2. Dem Bericht über die nichtberücksichtigten Einwendungen gemäss § 7 Abs. 3 des Planungs- und Baugesetzes (PBG) wird zugestimmt.
3. Der Bericht gemäss Art. 47 der Raumplanungsverordnung (RPV) wird zur Kenntnis genommen.
Die Baudirektion des Kantons Zürich hat am 11. Dezember 2018 mit Beschluss Nr. 1499/18 verfügt:
I. Die Teilrevision der kommunalen Nutzungsplanung, welche die Gemeindeversammlung Bauma mit Beschluss vom 19. März 2018 festgesetzt hat, wird unter Vorbehalt von Dispositiv II genehmigt.

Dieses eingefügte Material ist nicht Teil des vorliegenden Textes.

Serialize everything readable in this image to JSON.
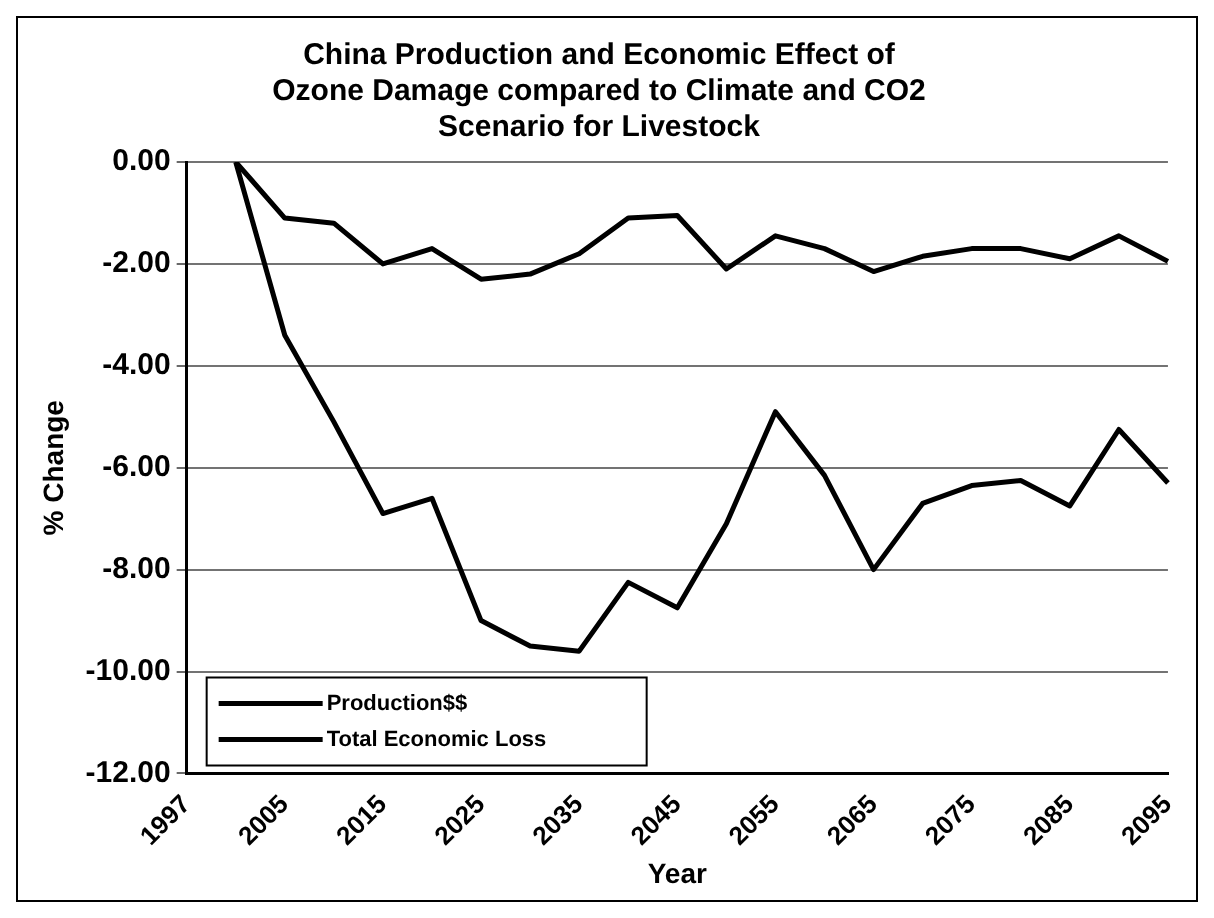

II. Die Zonenplanänderung Nr. 20 (Einzonung Kernzone Sunnebad) und Nr. 22 (Umzonung Zeughaus Hittnauerstrasse) sowie Art. 45 Abs. 5 BZO werden nicht genehmigt.
III. Die Bau- und Zonenordnung der ehemaligen Gemeinde Sternenberg wird aufgehoben.
Auflage:
Die Unterlagen liegen ab dem Datum der Veröffentlichung während 30 Tagen während den ordentlichen Öffnungszeiten zur Einsicht auf der Gemeindeverwaltung auf (§ 5 Abs. 3 PBG).
Rechtsmittel:
Gegen den Festsetzungsbeschluss (die Zustimmung) der Gemeindeversammlung sowie gegen den Genehmigungsentscheid der Baudirektion kann innert 30 Tagen, von der Veröffentlichung an gerechnet, schriftlich Rekurs beim Baurekursgericht erhoben werden (§§ 329 ff. PBG).
Die Rekursschrift muss einen Antrag und dessen Begründung enthalten. Der angefochtene Beschluss ist, soweit möglich, beizulegen oder genau zu bezeichnen. Die angerufenen Beweismittel sind genau zu bezeichnen und soweit möglich beizulegen. Rekursentscheide des Baurekursgerichts sind kostenpflichtig; die Kosten hat die im Verfahren unterliegende Partei zu tragen.